没有重复单词的二元组

Question

I would like to analyze a text by counting bigrams. Unfortunately my text has plenty of repeated words (like: hello hello) that I don't want to be counted as bigrams.

My code is the following:

b = nltk.collocations.BigramCollocationFinder.from_words('this this is is a a test test'.split())
b.ngram_fd.keys()

that returns:

>> dict_keys([('this', 'this'), ('this', 'is'), ('is', 'is'), ('is', 'a'), ('a', 'a'), ('a', 'test'), ('test', 'test')])

but I would like the output to be:

>> [('a', 'test'), ('is', 'a'), ('this', 'is')]

Do you have any suggestion, also using a different library? Thank you in advance for any help. Francesca

Answer 1

Try:

result_cleared = [x for x in b.ngram_fd.keys() if x[0] != x[1]]

---

Edit : If your texts are stored in a DataFrame, you can do the following:

# the dummy data from your comment
df=pd.DataFrame({'Text': ['this is a stupid text with no no no sense','this song says na na na','this is very very very very annoying']})

def create_bigrams(text):
    b = nltk.collocations.BigramCollocationFinder.from_words(text.split())
    return [x for x in b.ngram_fd.keys() if x[0] != x[1]]

df["bigrams"] = df["Text"].apply(create_bigrams)
df["bigrams"].apply(print)

This first adds a column containing the bigrams to the DataFrame and then prints the column values.
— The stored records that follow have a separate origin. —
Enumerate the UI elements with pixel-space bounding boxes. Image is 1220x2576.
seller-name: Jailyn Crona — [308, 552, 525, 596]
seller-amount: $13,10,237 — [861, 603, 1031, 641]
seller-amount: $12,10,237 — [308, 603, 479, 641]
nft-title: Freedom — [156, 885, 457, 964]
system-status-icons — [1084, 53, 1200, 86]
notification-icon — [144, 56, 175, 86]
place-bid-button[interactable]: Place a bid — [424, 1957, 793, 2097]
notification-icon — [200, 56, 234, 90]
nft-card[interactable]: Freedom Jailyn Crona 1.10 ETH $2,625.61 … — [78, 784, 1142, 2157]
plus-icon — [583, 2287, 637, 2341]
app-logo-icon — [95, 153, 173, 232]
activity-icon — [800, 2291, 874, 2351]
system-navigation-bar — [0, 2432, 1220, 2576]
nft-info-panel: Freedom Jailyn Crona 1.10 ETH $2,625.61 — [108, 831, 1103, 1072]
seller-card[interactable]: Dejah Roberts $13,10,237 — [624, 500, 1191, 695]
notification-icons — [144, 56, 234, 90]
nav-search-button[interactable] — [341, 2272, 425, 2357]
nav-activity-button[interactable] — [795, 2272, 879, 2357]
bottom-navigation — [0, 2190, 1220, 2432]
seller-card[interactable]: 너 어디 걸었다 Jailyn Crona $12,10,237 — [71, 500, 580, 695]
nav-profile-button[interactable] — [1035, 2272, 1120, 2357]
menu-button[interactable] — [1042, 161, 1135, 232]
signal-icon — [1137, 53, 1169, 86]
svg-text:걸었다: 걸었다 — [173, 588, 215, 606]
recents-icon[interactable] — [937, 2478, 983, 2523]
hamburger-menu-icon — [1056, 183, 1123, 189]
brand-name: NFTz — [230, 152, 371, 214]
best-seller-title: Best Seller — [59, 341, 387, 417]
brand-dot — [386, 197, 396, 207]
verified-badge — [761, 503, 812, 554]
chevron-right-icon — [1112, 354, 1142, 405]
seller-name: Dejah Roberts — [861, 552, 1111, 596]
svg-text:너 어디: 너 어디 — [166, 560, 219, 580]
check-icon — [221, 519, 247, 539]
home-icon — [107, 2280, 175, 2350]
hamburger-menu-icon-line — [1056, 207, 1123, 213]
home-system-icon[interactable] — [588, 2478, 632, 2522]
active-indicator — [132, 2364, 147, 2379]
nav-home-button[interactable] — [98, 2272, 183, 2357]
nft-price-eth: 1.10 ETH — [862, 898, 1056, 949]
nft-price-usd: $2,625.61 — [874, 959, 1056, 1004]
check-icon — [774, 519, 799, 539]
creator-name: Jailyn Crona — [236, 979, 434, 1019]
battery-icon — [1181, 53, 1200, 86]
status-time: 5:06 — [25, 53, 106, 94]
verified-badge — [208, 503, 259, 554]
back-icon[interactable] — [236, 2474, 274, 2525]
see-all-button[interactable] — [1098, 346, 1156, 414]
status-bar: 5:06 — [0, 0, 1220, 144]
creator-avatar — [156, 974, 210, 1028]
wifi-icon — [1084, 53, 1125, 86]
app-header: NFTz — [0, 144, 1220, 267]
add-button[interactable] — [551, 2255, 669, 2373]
If you want only the output without manipulating df , replace the last two lines with:

df["Text"].apply(create_bigrams).apply(print)

Answer 2

You could remove duplicated words before passing into the function nltk.collocations.BigramCollocationFinder.from_words

words = 'this this is is a a test test'.split()
removed_duplicates = [first for first, second in zip(words, ['']+words) if first != second]

output:

['this', 'is', 'a', 'test']

and then do:

b = nltk.collocations.BigramCollocationFinder.from_words(removed_duplicates)
b.ngram_fd.keys()